Over the weekend, Joy and I had our share of visiting friends. When I was waiting for her at the local outlet mall, I decided to pick up a digital kitchen scale. If it were not for Alton Brown and his several episodes about weights and volume and the flour test, I would have been none the wiser to the value of this contraption. My brother-in-Law’s brother uses his scale to measure out his meal portions and he says he’s sticking to it. So I picked one up and then I realized what the first meal prepared with this scale would be. Breakfast.
It was 12:05 on Sunday afternoon, so you know what that means; its breakfast time! Please join me and my assistant Teddy in making this breakfast perfect.
Teddy wanted me to try out the scale by weighing him. When Teddy got on it, he could not believe he weighs in at 15 and 1/4 oz in his cooking uniform.
Now onto the preparation. This is the package of mix I “borrowed” from the pantry of my parents’ house before moving out. My dad had two of these packages, he won’t miss one. But notice the directions:
- 1 lb. Waffle Base
- 1 and 1/4th cups COLD water
- 1 and 1/4th cups milk
- 2 large eggs
- 1/8th lb butter or margarine (melted)
Let sit in the bowl until the temperature reaches 65 degrees.

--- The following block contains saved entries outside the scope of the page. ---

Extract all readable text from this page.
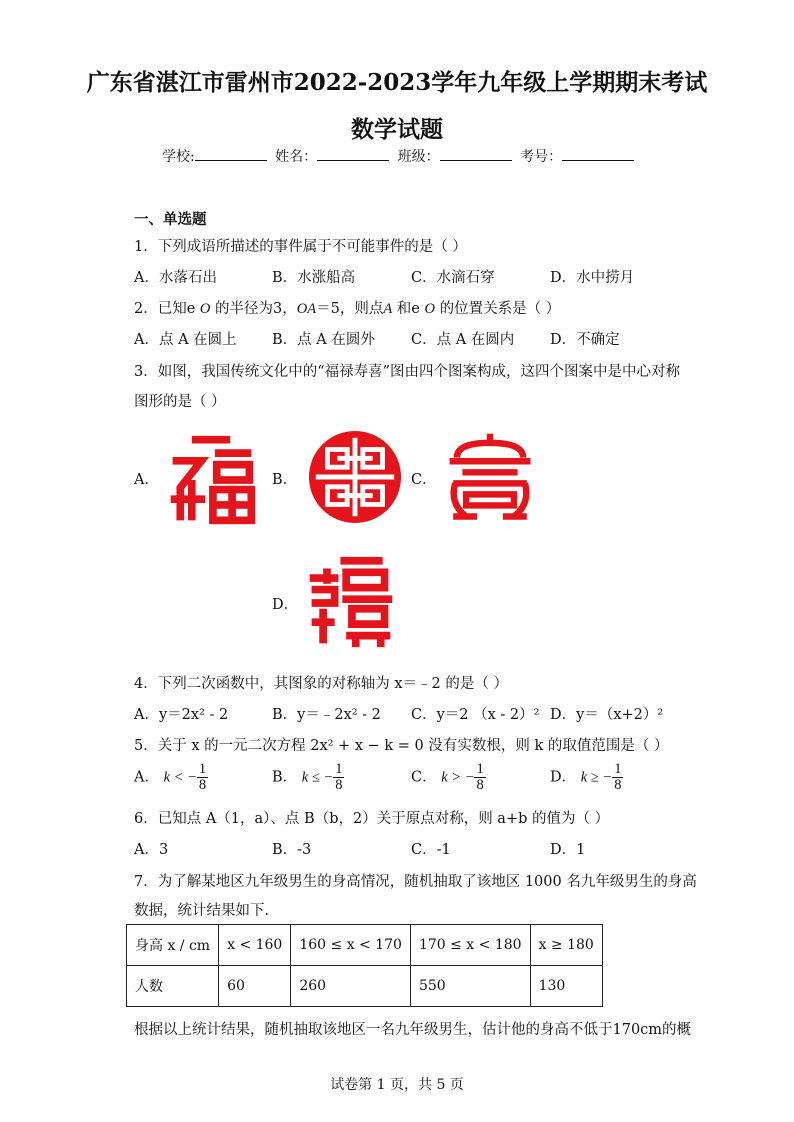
广东省湛江市雷州市2022-2023学年九年级上学期期末考试
数学试题
学校:	姓名：	班级：	考号：
一、单选题
1．下列成语所描述的事件属于不可能事件的是（ ）
A．水落石出	B．水涨船高	C．水滴石穿	D．水中捞月
2．已知e O 的半径为3，OA＝5，则点A 和e O 的位置关系是（ ）
A．点 A 在圆上 B．点 A 在圆外 C．点 A 在圆内 D．不确定
3．如图，我国传统文化中的“福禄寿喜”图由四个图案构成，这四个图案中是中心对称
图形的是（ ）
A．	B．	C．
D．
4．下列二次函数中，其图象的对称轴为 x＝﹣2 的是（ ）
A．y＝2x² - 2	B．y＝﹣2x² - 2 C．y＝2 （x - 2）² D．y＝（x+2）²
5．关于 x 的一元二次方程 2x² + x − k = 0 没有实数根，则 k 的取值范围是（ ）
A． k < − $\frac{1}{8}$	B． k ≤ − $\frac{1}{8}$	C． k > − $\frac{1}{8}$	D． k ≥ − $\frac{1}{8}$
6．已知点 A（1，a）、点 B（b，2）关于原点对称，则 a+b 的值为（ ）
A．3	B．-3	C．-1	D．1
7．为了解某地区九年级男生的身高情况，随机抽取了该地区 1000 名九年级男生的身高
数据，统计结果如下.
身高 x / cm	x < 160	160 ≤ x < 170	170 ≤ x < 180	x ≥ 180
人数	60	260	550	130
根据以上统计结果，随机抽取该地区一名九年级男生，估计他的身高不低于170cm的概
试卷第 1 页，共 5 页
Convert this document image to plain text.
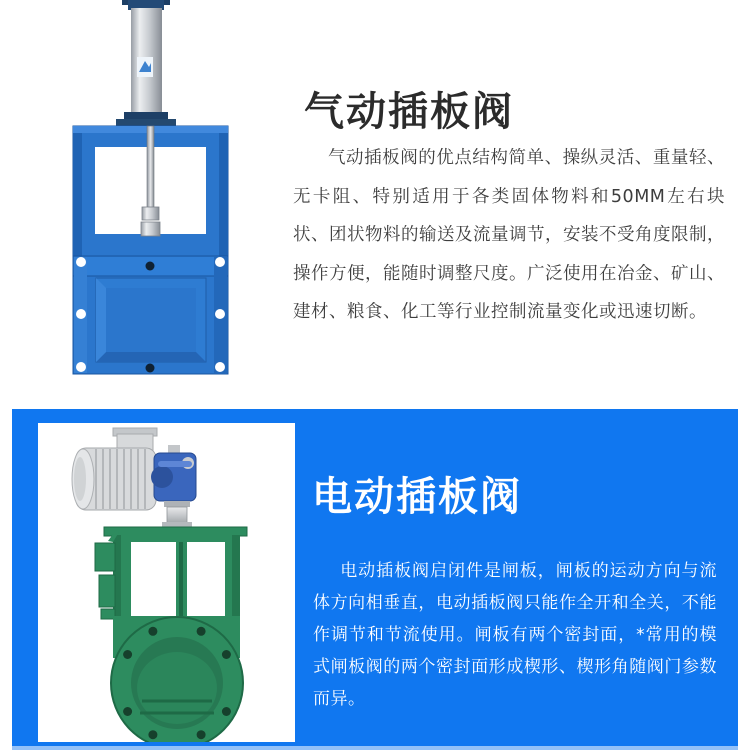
气动插板阀

气动插板阀的优点结构简单、操纵灵活、重量轻、无卡阻、特别适用于各类固体物料和50MM左右块状、团状物料的输送及流量调节，安装不受角度限制，操作方便，能随时调整尺度。广泛使用在冶金、矿山、建材、粮食、化工等行业控制流量变化或迅速切断。

电动插板阀

电动插板阀启闭件是闸板，闸板的运动方向与流体方向相垂直，电动插板阀只能作全开和全关，不能作调节和节流使用。闸板有两个密封面，*常用的模式闸板阀的两个密封面形成楔形、楔形角随阀门参数而异。
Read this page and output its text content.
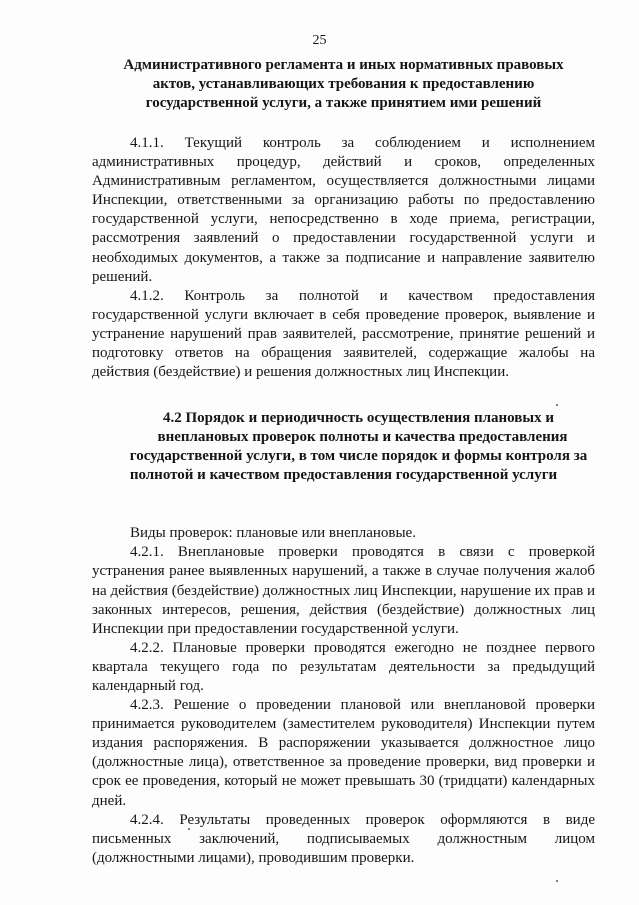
25
Административного регламента и иных нормативных правовых
актов, устанавливающих требования к предоставлению
государственной услуги, а также принятием ими решений

4.1.1. Текущий контроль за соблюдением и исполнением административных процедур, действий и сроков, определенных Административным регламентом, осуществляется должностными лицами Инспекции, ответственными за организацию работы по предоставлению государственной услуги, непосредственно в ходе приема, регистрации, рассмотрения заявлений о предоставлении государственной услуги и необходимых документов, а также за подписание и направление заявителю решений.

4.1.2. Контроль за полнотой и качеством предоставления государственной услуги включает в себя проведение проверок, выявление и устранение нарушений прав заявителей, рассмотрение, принятие решений и подготовку ответов на обращения заявителей, содержащие жалобы на действия (бездействие) и решения должностных лиц Инспекции.

4.2 Порядок и периодичность осуществления плановых и
внеплановых проверок полноты и качества предоставления
государственной услуги, в том числе порядок и формы контроля за
полнотой и качеством предоставления государственной услуги

Виды проверок: плановые или внеплановые.

4.2.1. Внеплановые проверки проводятся в связи с проверкой устранения ранее выявленных нарушений, а также в случае получения жалоб на действия (бездействие) должностных лиц Инспекции, нарушение их прав и законных интересов, решения, действия (бездействие) должностных лиц Инспекции при предоставлении государственной услуги.

4.2.2. Плановые проверки проводятся ежегодно не позднее первого квартала текущего года по результатам деятельности за предыдущий календарный год.

4.2.3. Решение о проведении плановой или внеплановой проверки принимается руководителем (заместителем руководителя) Инспекции путем издания распоряжения. В распоряжении указывается должностное лицо (должностные лица), ответственное за проведение проверки, вид проверки и срок ее проведения, который не может превышать 30 (тридцати) календарных дней.

4.2.4. Результаты проведенных проверок оформляются в виде письменных заключений, подписываемых должностным лицом (должностными лицами), проводившим проверки.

Put water and eggs and then add the batter and blend until smooth texture. Add the melted butter or margarine to the mixture. Rest the batter for 1o minutes. Reblend before using. Follow instructions for the maker.
We could not make these when we first moved in but now that we have a scale, we could do it! But, we don’t have a Belgian waffle maker and that’s not something that can be snuck out the door of the parents’ house like the batter or the spices. So we opted for the pancake mix on the bottom.
- 1 lb. Waffle Base
- 1 lb. and 3 oz. COLD water
- 3 large eggs
- 1/4th lb butter or margarine (melted)
Follow the directions for the waffles. Heat a skillet to 375 and heat for 1 minute and 30 seconds on each side.
I had a bit of a theory about the package of pancakes that it would make our breakfast complete that it would be too much batter for two people. So I cut the recipe in half. Not an easy task to perform when you have odd units as 1 and 1/4 cups of liquid you need to trim.
Here is Teddy helping me blend the batter for the first time. I took our meat thermometer and took the temperature. It was at 80 degrees so I let it sit for 15 minutes. The batter settled a bit and I gave the final blend and started making the pancakes.
I put about 1/2 Tsp of butter to grease my 6″ pan. I tried to measure out a reasonably small pancake. The first time was okay, as you can see here. But heating time wasn’t exactly what I was hoping for. The first one was kinda pale, but it was still edible.
This is what my third pancake looked like. It was a thing of perfection. It was the right thickness and the right color. I am already liking this unique pancake batter. This 1/2 batch would yield me another 3 pancakes, each of various thickness. I believe this 1/2 batter would yield 6-8 pancakes, depending on how much batter used per dunk.
The pancakes were complete and were now sitting in the over set as a warmer. Meanwhile, I made 4 strips of turkey bacon. I didn’t like the shots I had for them which is why you don’t see their preparation.
Here’s Teddy waving us to the table telling us everything is ready to be eaten! On the table from Left to right, a carafe of Rocky Mountain Hot Chocolate, Archer Farms Maple Syrup, Turkey bacon, Earth Balance butter, my stack of pancakes, and Tropicana Orange Juice. It resulted in the tastiest filling breakfast in a while. I think we are going to hunt down some more of this Golden Dipt mix if we can. I think it would make awesome muffins too.
I hope you have enjoyed my introduction of our scale and we have already begun looking for recipes that can exploit it. Enjoy!